Plot showing relative memory usage for each library in different mathematical operations.


As the size of a matrix grows how memory efficient a library is becomes more and more important. For many problems (e.g. machine learning or data mining) the problems can be so large that they exceed the total memory available in the computer. Often times memory usage is traded for speed and data abstraction. What might allow a library to run faster can make it unusable for other problems by using up too much memory.

Measuring the amount of memory each library uses in Java is not a trivial task. Even when the exact same code is called it can vary depending on the run. Garbage collectors (GC) might decide to postpone freeing memory for performance reasons. Memory usage can vary with time, making how often it is sampled important. What this benchmark is attempts to measure is the minimum amount of memory required by each library to accomplish some task.

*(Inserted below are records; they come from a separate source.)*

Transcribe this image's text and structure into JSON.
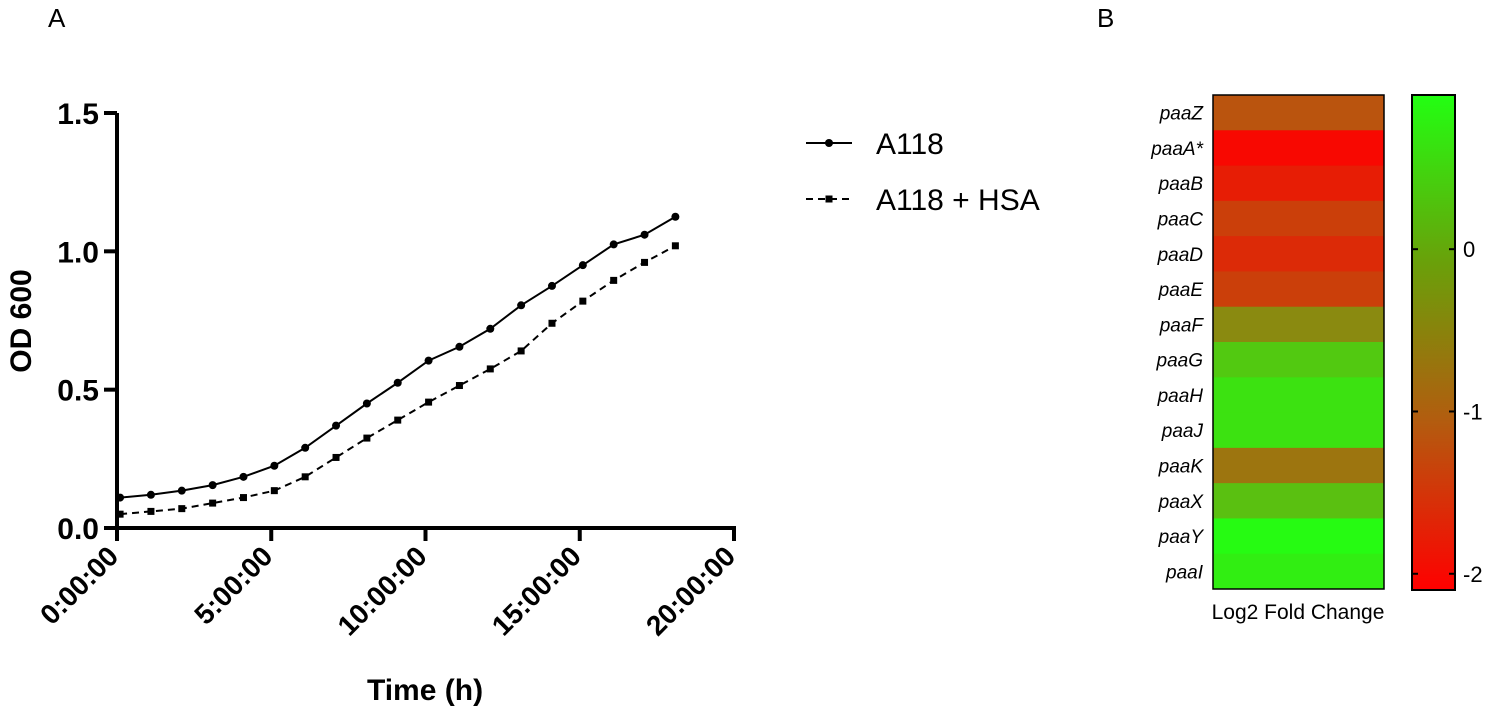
{
  "panels": {
    "a_letter": "A",
    "b_letter": "B"
  },
  "chart_data": [
    {
      "type": "line",
      "title": "",
      "xlabel": "Time (h)",
      "ylabel": "OD 600",
      "x_ticks": [
        "0:00:00",
        "5:00:00",
        "10:00:00",
        "15:00:00",
        "20:00:00"
      ],
      "x_tick_hours": [
        0,
        5,
        10,
        15,
        20
      ],
      "xlim_hours": [
        0,
        20
      ],
      "y_ticks": [
        "0.0",
        "0.5",
        "1.0",
        "1.5"
      ],
      "ylim": [
        0,
        1.5
      ],
      "grid": false,
      "legend_position": "right",
      "x_hours": [
        0.1,
        1.1,
        2.1,
        3.1,
        4.1,
        5.1,
        6.1,
        7.1,
        8.1,
        9.1,
        10.1,
        11.1,
        12.1,
        13.1,
        14.1,
        15.1,
        16.1,
        17.1,
        18.1
      ],
      "series": [
        {
          "name": "A118",
          "marker": "circle",
          "dash": "solid",
          "values": [
            0.11,
            0.12,
            0.135,
            0.155,
            0.185,
            0.225,
            0.29,
            0.37,
            0.45,
            0.525,
            0.605,
            0.655,
            0.72,
            0.805,
            0.875,
            0.95,
            1.025,
            1.06,
            1.125
          ]
        },
        {
          "name": "A118 + HSA",
          "marker": "square",
          "dash": "dashed",
          "values": [
            0.05,
            0.06,
            0.07,
            0.09,
            0.11,
            0.135,
            0.185,
            0.255,
            0.325,
            0.39,
            0.455,
            0.515,
            0.575,
            0.64,
            0.74,
            0.82,
            0.895,
            0.96,
            1.02
          ]
        }
      ]
    },
    {
      "type": "heatmap",
      "xlabel": "Log2 Fold Change",
      "rows": [
        "paaZ",
        "paaA*",
        "paaB",
        "paaC",
        "paaD",
        "paaE",
        "paaF",
        "paaG",
        "paaH",
        "paaJ",
        "paaK",
        "paaX",
        "paaY",
        "paaI"
      ],
      "values": [
        -1.1,
        -2.0,
        -1.75,
        -1.35,
        -1.6,
        -1.35,
        -0.45,
        0.3,
        0.6,
        0.6,
        -0.7,
        0.2,
        0.9,
        0.75
      ],
      "colorbar": {
        "ticks": [
          "0",
          "-1",
          "-2"
        ],
        "tick_values": [
          0,
          -1,
          -2
        ],
        "range": [
          -2.1,
          0.95
        ],
        "color_low": "#ff0000",
        "color_mid": "#b35c0f",
        "color_high": "#22ff12"
      }
    }
  ]
}
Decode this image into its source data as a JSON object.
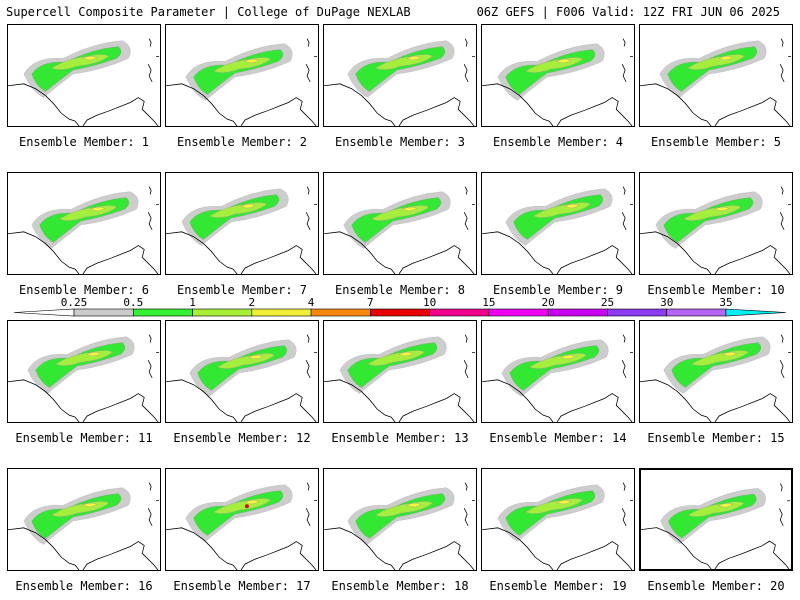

At the top of this page is an example of a relative memory usage plot. For each operation how much memory is used by each library relative to each other is shown. Taller bars indicate that more memory was used relative to other libraries.

To run the benchmark, use the following command:

java -jar build/jar/benchmark_app.jar memory


For each test a new JVM is spawned and a large amount of memory is allocated to the JVM using -Xms and -Xmx. Memory usage is monitored using “/proc/PID/status”. While this approach is operating system (OS) specific. it produces better an more accurate results than an easier cross platform strategy used before. After memory has been measured once using this procedure, the same test is performed again. However, this time the amount of memory allocated to JVM is amount which was measured previously. This is repeated until memory usage converges or out of memory errors are thrown.

By changing the JVM’s heap size the GC is forced to free memory sooner, allowing the minimum memory usage to be measured. The JVM’s overhead is measured in the beginning by running the procedure mentioned above with no library or operation being called. This is done several times. The reported memory used to create the plots for each library is the minimum amount observed minus overhead.

Matrices of the same size are used for operations. If possible square matrices are used, if a rectangular matrix is required the the reported size is the size of the smallest side. Each operation is tested several times and the variability across all these trials is recorded.

Old Procedures


For historical purposes (and to prevent people from suggesting this technique in the future) the following is a description of how memory was initially measured.

For each test a new virtual machine is created with a different amount of memory. The amount of memory is specified using -Xms and -Xmx flags. Most of the time if there is not enough memory an out of memory exception is thrown. If there is just barely enough memory then the operation will take an excessive amount of time to finish. In the later case a time out is used to detect it and is treated as if an out of memory exception was thrown.

The problem with this approach is that all the libraries seemed to converge to within the same block of memory. Libraries that were known to use more memory by design didn’t take up any extra memory.